Wednesday, April 11, 2007

Nathan Fillion Festival?

Ok, well that really can't be our official title can it?? So not only are we showing Serenity and Done the Impossible, but we are also showing Nathan's new film Waitress.
Wednesday May 2nd and Thursday May 3rd
details here: http://indyfilmfest.org/waitress.html
This film is at a different location than the SciFi festival, but that's ok. :) I'm so excited to be able to go and support him. I'm considering going to both showings, just to be extra supportive (kinda like how I saw Serenity 10 times in the theatre).

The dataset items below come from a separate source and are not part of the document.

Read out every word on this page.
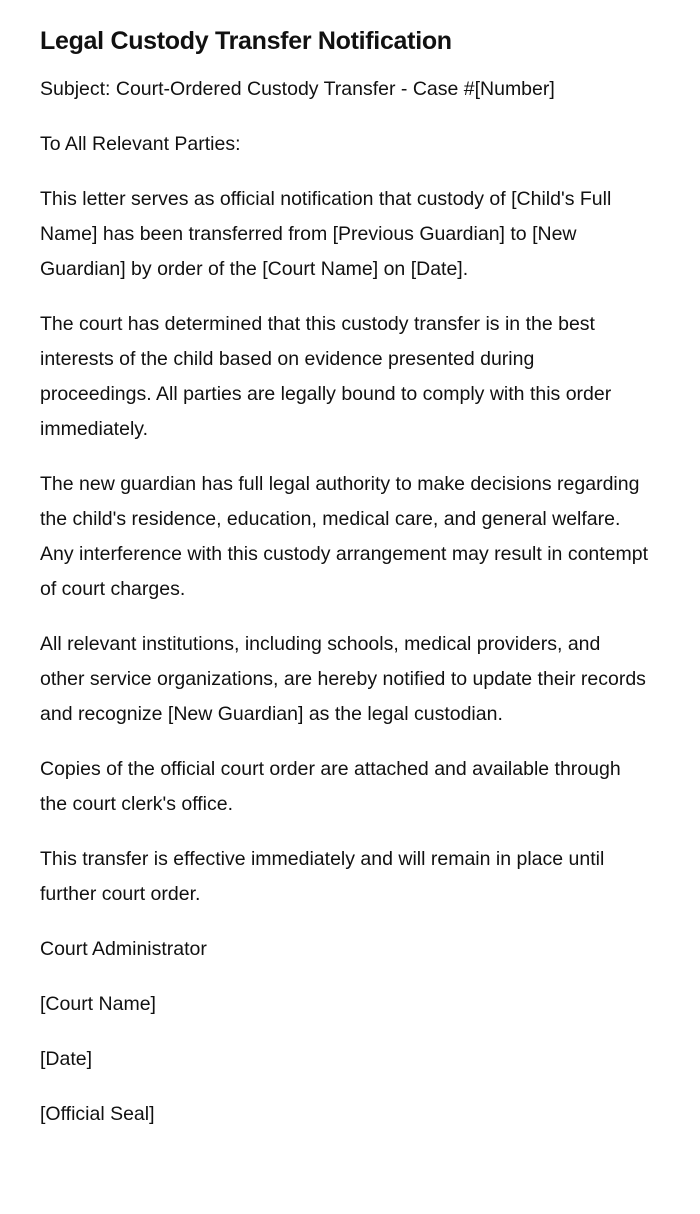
Legal Custody Transfer Notification

Subject: Court-Ordered Custody Transfer - Case #[Number]

To All Relevant Parties:

This letter serves as official notification that custody of [Child's Full Name] has been transferred from [Previous Guardian] to [New Guardian] by order of the [Court Name] on [Date].

The court has determined that this custody transfer is in the best interests of the child based on evidence presented during proceedings. All parties are legally bound to comply with this order immediately.

The new guardian has full legal authority to make decisions regarding the child's residence, education, medical care, and general welfare. Any interference with this custody arrangement may result in contempt of court charges.

All relevant institutions, including schools, medical providers, and other service organizations, are hereby notified to update their records and recognize [New Guardian] as the legal custodian.

Copies of the official court order are attached and available through the court clerk's office.

This transfer is effective immediately and will remain in place until further court order.

Court Administrator

[Court Name]

[Date]

[Official Seal]
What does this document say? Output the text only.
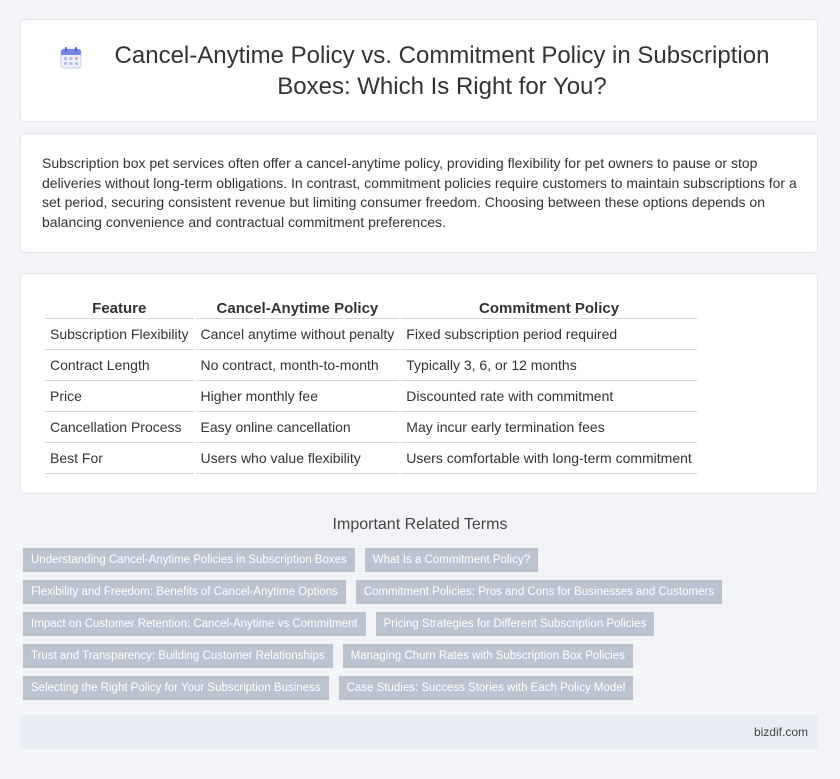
Cancel-Anytime Policy vs. Commitment Policy in Subscription Boxes: Which Is Right for You?

Subscription box pet services often offer a cancel-anytime policy, providing flexibility for pet owners to pause or stop deliveries without long-term obligations. In contrast, commitment policies require customers to maintain subscriptions for a set period, securing consistent revenue but limiting consumer freedom. Choosing between these options depends on balancing convenience and contractual commitment preferences.

Feature	Cancel-Anytime Policy	Commitment Policy
Subscription Flexibility	Cancel anytime without penalty	Fixed subscription period required
Contract Length	No contract, month-to-month	Typically 3, 6, or 12 months
Price	Higher monthly fee	Discounted rate with commitment
Cancellation Process	Easy online cancellation	May incur early termination fees
Best For	Users who value flexibility	Users comfortable with long-term commitment
Important Related Terms
Understanding Cancel-Anytime Policies in Subscription Boxes	What Is a Commitment Policy?
Flexibility and Freedom: Benefits of Cancel-Anytime Options	Commitment Policies: Pros and Cons for Businesses and Customers
Impact on Customer Retention: Cancel-Anytime vs Commitment	Pricing Strategies for Different Subscription Policies
Trust and Transparency: Building Customer Relationships	Managing Churn Rates with Subscription Box Policies
Selecting the Right Policy for Your Subscription Business	Case Studies: Success Stories with Each Policy Model
bizdif.com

Showing in the SciFi section is A Great Disturbance. If I have to add "in the force" for you to get the reference, then I am totally disappointed in you! :) This is the film that I have yet to see, which is awesome because then something will be new for me to see at the festival. Needless to say that this will limit my description to the following: it has something to do with Star Wars. But, really, do you need to know anything more. Everything that has to do with Star Wars is inherently wonderful and good. A description should soon be posted at: http://indyfilmfest.org/scifi.html


And the final description of films for the SciFi Section is for First on the Moon:

By fluke of timing, we are able to present In the Shadow of the Moon in the same festival as the technically masterful faux documentary about space travel, First on the Moon. At first glance, some of the elements will seem the same - hero pilots training with the latest technology, pushing themselves and their machines to the limit, to successfully put a man on the moon. Only in this tale, it is Russian "cosmopilot" Ivan Kharlamov, who lands there first...in 1938! Kharlamov crash lands in Chile and journeys home across the Pacific through Mongolia and China, not knowing that his government has mistakenly declared the secret mission a failure and obliterated every trace of it. The "documentary" draws on two recreated sources for its 1930s archival footage: vintage Soviet propaganda celebrating the extraordinary bravery of the cosmopilots, and "secret" footage gathered by miniature cameras that spied on the cosmopilots' every move. Anatoli Lesnikov’s cinematography is so skillful that the “footage” frequently seems real – lending this fictional work a convincing heir. The unwarned could believe the Soviets were there first.

Not your average work of science fiction, First on the Moon is at once a wistful celebration of a Soviet greatness that could have been, and a clear-eyed critique of the self-destructive paranoia and brutality that characterized the Soviet system.